Isso não é ser bonita, isso não é se respeitar. Fazer qualquer mudança apenas pelos outros ou pelo que sua família vai dizer, além de inútil será uma tortura.

Essa mudança deve partir de um motivo seu, pessoal. Algo que realmente te incomoda. Algo que você deseja mudar.

Eu tinha passado por muitas dietas, nutricionistas, personais na vida, e vivia em efeito sanfona. Em boa parte por que nunca tinha me convencido que “aproveitar” a vida e comer de tudo era menos importante, ou melhor, que ter um corpo magro era mais importante que viver a vida intensamente. Eu acreditava, como ainda acredito, que a vida é um conjunto de momentos, que fazemos o melhor deles para viver melhor e feliz.

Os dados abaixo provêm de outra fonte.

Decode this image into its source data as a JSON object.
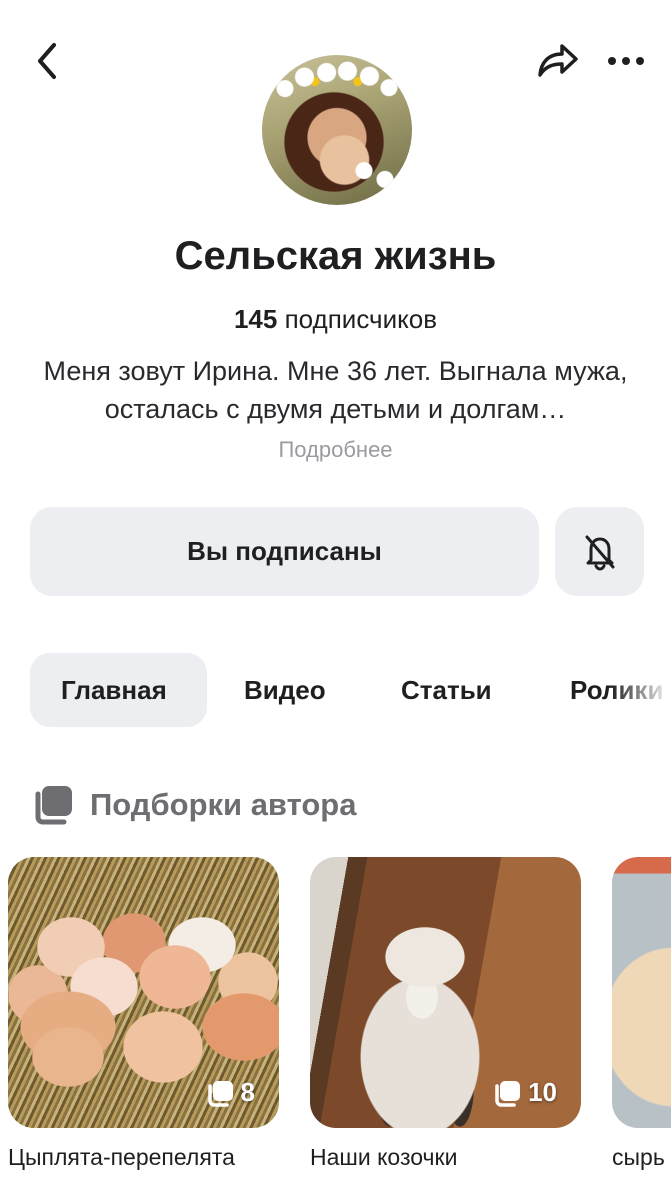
{
  "header": {
    "back_icon": "chevron-left-icon",
    "share_icon": "share-arrow-icon",
    "more_icon": "more-dots-icon"
  },
  "channel": {
    "title": "Сельская жизнь",
    "subscribers_count": "145",
    "subscribers_label": "подписчиков",
    "description": "Меня зовут Ирина. Мне 36 лет. Выгнала мужа, осталась с двумя детьми и долгам…",
    "more_link": "Подробнее"
  },
  "actions": {
    "subscribed_label": "Вы подписаны",
    "bell_icon": "bell-off-icon"
  },
  "tabs": [
    {
      "label": "Главная",
      "active": true
    },
    {
      "label": "Видео",
      "active": false
    },
    {
      "label": "Статьи",
      "active": false
    },
    {
      "label": "Ролики",
      "active": false
    }
  ],
  "collections": {
    "section_title": "Подборки автора",
    "section_icon": "collections-icon",
    "items": [
      {
        "caption": "Цыплята-перепелята",
        "count": "8"
      },
      {
        "caption": "Наши козочки",
        "count": "10"
      },
      {
        "caption": "сырь",
        "count": ""
      }
    ]
  },
  "colors": {
    "button_bg": "#eceef2",
    "text": "#1f1f22",
    "muted": "#9a9aa0",
    "section_title": "#6d6d72"
  }
}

Eu tentava emagrecer pela minha mãe, por aquele carinha que eu gostaria de ficar, ou por aquele que não me quis, ou aquela menina que me chamou de gorda. E nada disso era meu. Até que eu fiz um exame de sangue e vi que podia ficar diabética em breve. Até eu notar que me alimentar dessa forma e não fazer exercícios me fazia dormir mal, que não podia brincar com meu filho, que não conseguia subir uma escada, enfim, que não podia APROVEITAR a minha vida.

Eu tomei a decisão de colocar o balão por mim. E topei passar esse processo do meu jeito. Não com o que os outros iam falar, mas pela minha consciência. E dessa vez eu sinto que deu certo.

Dar certo é emagrecer tudo que você precisa em 6 meses? NÃO! Dar certo é entender como se alimentar de maneira equilibrada, entender que certas coisas fazem mais bem pra gente que mal, entender que fazer exercício não é gastar tempo a toa, que poder brincar sem se cansar tão fácil é bom… assim como dançar até tarde! Viver de maneira mais equilibrada é aproveitar a vida!

O acompanhamento da nutricionista e psicóloga nesse momento é fundamental! Foi ali, no consultório que eu entendi uma coisa que não tinha entendido. Eu separava comer bem e se divertir com a comida, com comer de maneira saudável. Para mim, comer o que queria era uma liberdade, afinal, quem ia gostar de passar a vida comendo apenas coisas “ruins” e saudáveis? E no final desse processo com o balão acabei descobrindo que “comer o que eu queria” era uma prisão, não liberdade.

Eu me enfiava na comida para compensar a tristeza, compensar coisas que não podia falar, o vazio que eu sentia. Eu me refugiava na comida e me afundava nela. Eu tinha compulsão e não sabia. E isso me impedia de enfrentar coisas que eu precisava enfrentar. Comer demais me impedia de ver a mim mesma. Assim como conheço pessoas que bebem demais, ou que fazem qualquer coisa demais. Pare e observe, qual é aquela coisa que é seu refúgio? Você está deixando de viver por causa disso?

Postar suas tristezas nas redes sociais ou seu amor por uma menina é melhor do que tentar e, quem sabe, quebrar a cara?

Quando eu fiz isso por mim, quando decidi mudar, eu comecei a ver minha vida por outros olhos. Muito mais que apenas perder peso, eu vi onde eu me sabotava. Comecei a pensar diferente.

Isso não quer dizer que perdi todo o peso, mas que eu sei agora como fazer para não perder o meu controle, e se perder, como me colocar na linha de novo. Não pela estética, mas pelo meu bem. Pela minha saúde, por poder brincar e aproveitar a vida com meu filhote. Emagrecer é uma consequência. Assim como ser bonita.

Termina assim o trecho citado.